Örneğin, kayıtlarda yer almayan 100.000 TL değerinde mal beyan eden bir işletme, bu tutar üzerinden 10.000 TL KDV hesaplayarak ödemektedir. Bu 10.000 TL, işletmenin KDV beyannamesinde indirilecek KDV olarak yer alabilir; ancak bu mallar sonradan ihraç edilse dahi, bu işlemler nedeniyle iade konusu yapılamaz.
- Katma Değer Vergisi Sisteminde İade Mekanizması
KDV sisteminin temel ilkesi, mal ve hizmetlerin nihai tüketiciye ulaşıncaya kadar her aşamada vergilendirilmesi, ancak bu aşamalarda ödenen vergilerin indirim konusu yapılmasına izin verilmesidir. 3065 sayılı Katma Değer Vergisi Kanunu’nun 29. ve 32. maddeleri, iade mekanizmasını bu sistem içinde tanımlamaktadır. - maddeye göre, istisna kapsamındaki işlemler nedeniyle yüklenilen ve indirilemeyen KDV, Maliye Bakanlığı tarafından belirlenen usul ve esaslar çerçevesinde iade edilir. Ancak bu iadenin gerçekleŞbilmesi için, işleme konu malların gerçek bir ticari faaliyet sonucunda elde edilmesi ve fatura ile belgelendirilmesi gerekmektedir. İşte bu noktada, stok affı kapsamında beyan edilen malların bu şartları ne ölçüde karşıladığı sorunu ortaya çıkmaktadır.
- Vergi İdaresinin ve Danıştay’ın Yaklaşımı
Vergi İdaresi, stok affı kapsamında beyan edilen mallar için hesaplanan ve indirilebilen KDV’nin, iade konusu yapılamayacağını sürekli olarak vurgulamaktadır. Bu görüş, çeşitli özelgelerde de tekrar edilmiştir:
“Stok affı kapsamında beyan edilerek kayıtlara alınan mallar için ödenen ve indirim konusu yapılan KDV, iade konusu yapılamaz.” (GİB, İstanbul VDB, 26.09.2018 tarih ve 62030549-125[6-2018/7143]-E.90266 sayılı Özelge)

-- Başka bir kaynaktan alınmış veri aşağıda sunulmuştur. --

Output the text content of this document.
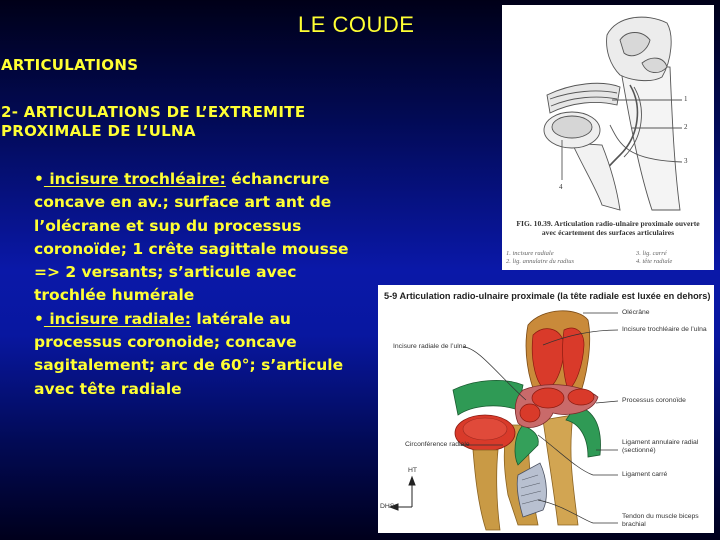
LE COUDE
ARTICULATIONS
2- ARTICULATIONS DE L’EXTREMITE
PROXIMALE DE L’ULNA
• incisure trochléaire: échancrure concave en av.; surface art ant de l’olécrane et sup du processus coronoïde; 1 crête sagittale mousse => 2 versants; s’articule avec trochlée humérale
• incisure radiale: latérale au processus coronoide; concave sagitalement; arc de 60°; s’articule avec tête radiale
1
2
3
4
FIG. 10.39. Articulation radio-ulnaire proximale ouverte
avec écartement des surfaces articulaires
1. incisure radiale
2. lig. annulaire du radius
3. lig. carré
4. tête radiale
5-9 Articulation radio-ulnaire proximale (la tête radiale est luxée en dehors)
Olécrâne
Incisure trochléaire de l’ulna
Incisure radiale de l’ulna
Processus coronoïde
Circonférence radiale	Ligament annulaire radial
(sectionné)
Ligament carré
Tendon du muscle biceps
brachial
HT
DHS
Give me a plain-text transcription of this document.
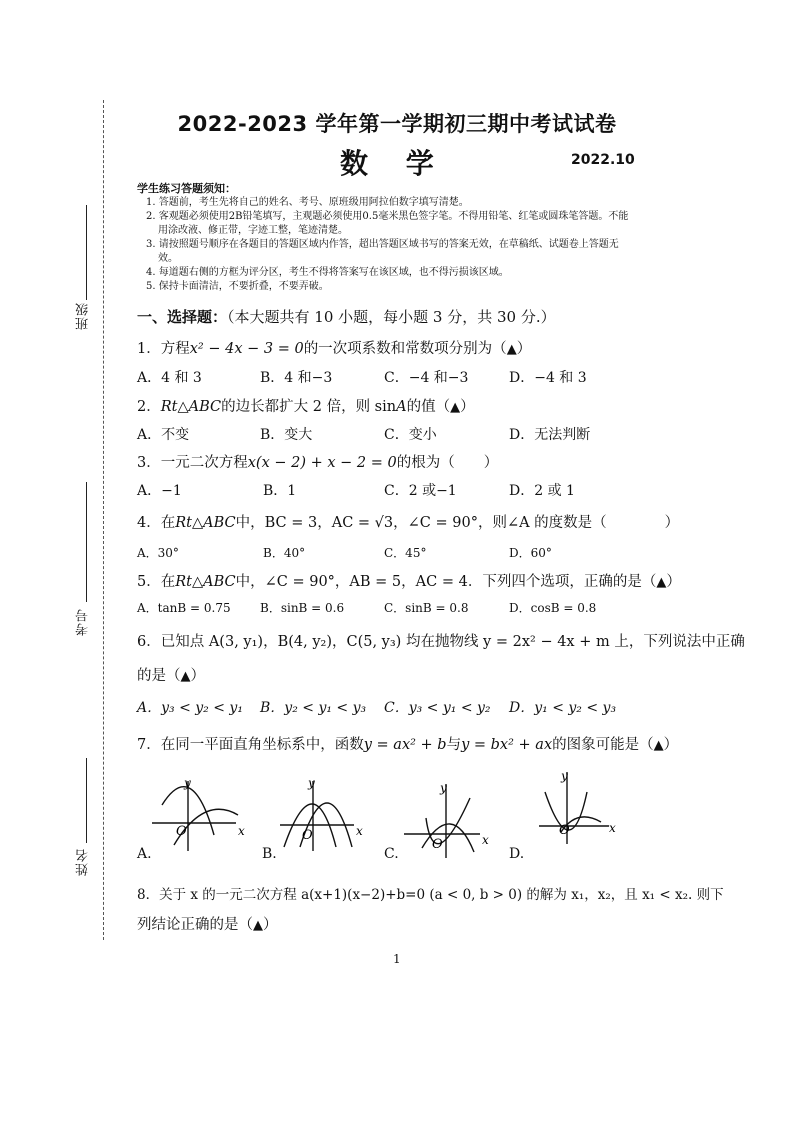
班级
考号
姓名
2022-2023 学年第一学期初三期中考试试卷
数 学	2022.10
学生练习答题须知：
1. 答题前，考生先将自己的姓名、考号、原班级用阿拉伯数字填写清楚。
2. 客观题必须使用2B铅笔填写，主观题必须使用0.5毫米黑色签字笔。不得用铅笔、红笔或圆珠笔答题。不能
用涂改液、修正带，字迹工整，笔迹清楚。
3. 请按照题号顺序在各题目的答题区域内作答，超出答题区域书写的答案无效，在草稿纸、试题卷上答题无
效。
4. 每道题右侧的方框为评分区，考生不得将答案写在该区域，也不得污损该区域。
5. 保持卡面清洁，不要折叠，不要弄破。
一、选择题：（本大题共有 10 小题，每小题 3 分，共 30 分.）
1．方程x² − 4x − 3 = 0的一次项系数和常数项分别为（▲）
A．4 和 3	B．4 和−3	C．−4 和−3	D．−4 和 3
2．Rt△ABC的边长都扩大 2 倍，则 sinA的值（▲）
A．不变	B．变大	C．变小	D．无法判断
3．一元二次方程x(x − 2) + x − 2 = 0的根为（　　）
A．−1	B．1	C．2 或−1	D．2 或 1
4．在Rt△ABC中，BC = 3，AC = √3，∠C = 90°，则∠A 的度数是（　　　　）
A．30°	B．40°	C．45°	D．60°
5．在Rt△ABC中，∠C = 90°，AB = 5，AC = 4．下列四个选项，正确的是（▲）
A．tanB = 0.75 B．sinB = 0.6	C．sinB = 0.8	D．cosB = 0.8
6．已知点 A(3, y₁)，B(4, y₂)，C(5, y₃) 均在抛物线 y = 2x² − 4x + m 上，下列说法中正确
的是（▲）
A．y₃ < y₂ < y₁ B．y₂ < y₁ < y₃ C．y₃ < y₁ < y₂ D．y₁ < y₂ < y₃
7．在同一平面直角坐标系中，函数y = ax² + b与y = bx² + ax的图象可能是（▲）
x
y
O
A.
x
y
O
B.
x
y
O
C.
x
y
O
D.
8．关于 x 的一元二次方程 a(x+1)(x−2)+b=0 (a < 0, b > 0) 的解为 x₁，x₂，且 x₁ < x₂. 则下
列结论正确的是（▲）
1
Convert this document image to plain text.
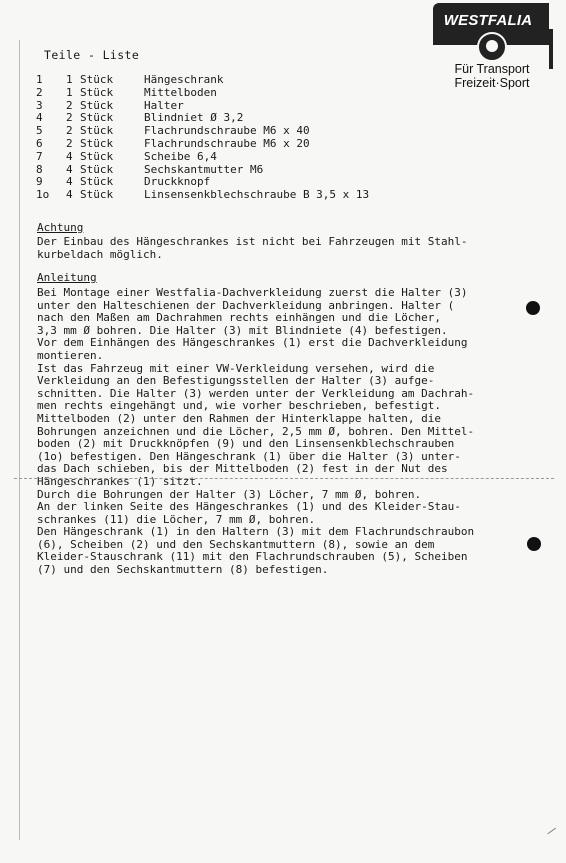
Teile - Liste
WESTFALIA
Für Transport
Freizeit·Sport
1	1 Stück	Hängeschrank
2	1 Stück	Mittelboden
3	2 Stück	Halter
4	2 Stück	Blindniet Ø 3,2
5	2 Stück	Flachrundschraube M6 x 40
6	2 Stück	Flachrundschraube M6 x 20
7	4 Stück	Scheibe 6,4
8	4 Stück	Sechskantmutter M6
9	4 Stück	Druckknopf
1o	4 Stück	Linsensenkblechschraube B 3,5 x 13
Achtung
Der Einbau des Hängeschrankes ist nicht bei Fahrzeugen mit Stahl-
kurbeldach möglich.
Anleitung
Bei Montage einer Westfalia-Dachverkleidung zuerst die Halter (3)
unter den Halteschienen der Dachverkleidung anbringen. Halter (
nach den Maßen am Dachrahmen rechts einhängen und die Löcher,
3,3 mm Ø bohren. Die Halter (3) mit Blindniete (4) befestigen.
Vor dem Einhängen des Hängeschrankes (1) erst die Dachverkleidung
montieren.
Ist das Fahrzeug mit einer VW-Verkleidung versehen, wird die
Verkleidung an den Befestigungsstellen der Halter (3) aufge-
schnitten. Die Halter (3) werden unter der Verkleidung am Dachrah-
men rechts eingehängt und, wie vorher beschrieben, befestigt.
Mittelboden (2) unter den Rahmen der Hinterklappe halten, die
Bohrungen anzeichnen und die Löcher, 2,5 mm Ø, bohren. Den Mittel-
boden (2) mit Druckknöpfen (9) und den Linsensenkblechschrauben
(1o) befestigen. Den Hängeschrank (1) über die Halter (3) unter-
das Dach schieben, bis der Mittelboden (2) fest in der Nut des
Hängeschrankes (1) sitzt.
Durch die Bohrungen der Halter (3) Löcher, 7 mm Ø, bohren.
An der linken Seite des Hängeschrankes (1) und des Kleider-Stau-
schrankes (11) die Löcher, 7 mm Ø, bohren.
Den Hängeschrank (1) in den Haltern (3) mit dem Flachrundschraubon
(6), Scheiben (2) und den Sechskantmuttern (8), sowie an dem
Kleider-Stauschrank (11) mit den Flachrundschrauben (5), Scheiben
(7) und den Sechskantmuttern (8) befestigen.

Danıştay kararlarında da benzer bir yaklaşım söz konusudur. Danıştay Vergi Dava Daireleri Kurulu, iade talebinin kabulü için, öncelikle işleme konu mal ve hizmetin gerçek ticari bir faaliyet sonucu elde edilmesi ve faturalandırılması gerektiğini vurgulamaktadır. Bu nedenle, emsal bedelle beyan edilen mallar üzerinden ödenen KDV, sistemin mantığı gereği iade edilebilir sayılmamaktadır.
- Uygulamada Karşılaşılan Sorunlar ve Öneriler
Stok affı kapsamında ödenen KDV’nin iade edilmemesi, özellikle ihracat yapan işletmeler için ciddi maliyetler oluşturabilmektedir. Örneğin, bu malları ihraç eden bir mücellef, önceden ödedikleri KDV’yi iade alamadığı gibi, ihracat teslimine konu olan bu mallar nedeniyle yüklenilen KDV’yi de iade alamamaktadır. Bu durum, KDV sisteminin tarafsızlık ve yansıma ilkesiyle çelişmekte ve vergi adaletini zedelemektedir.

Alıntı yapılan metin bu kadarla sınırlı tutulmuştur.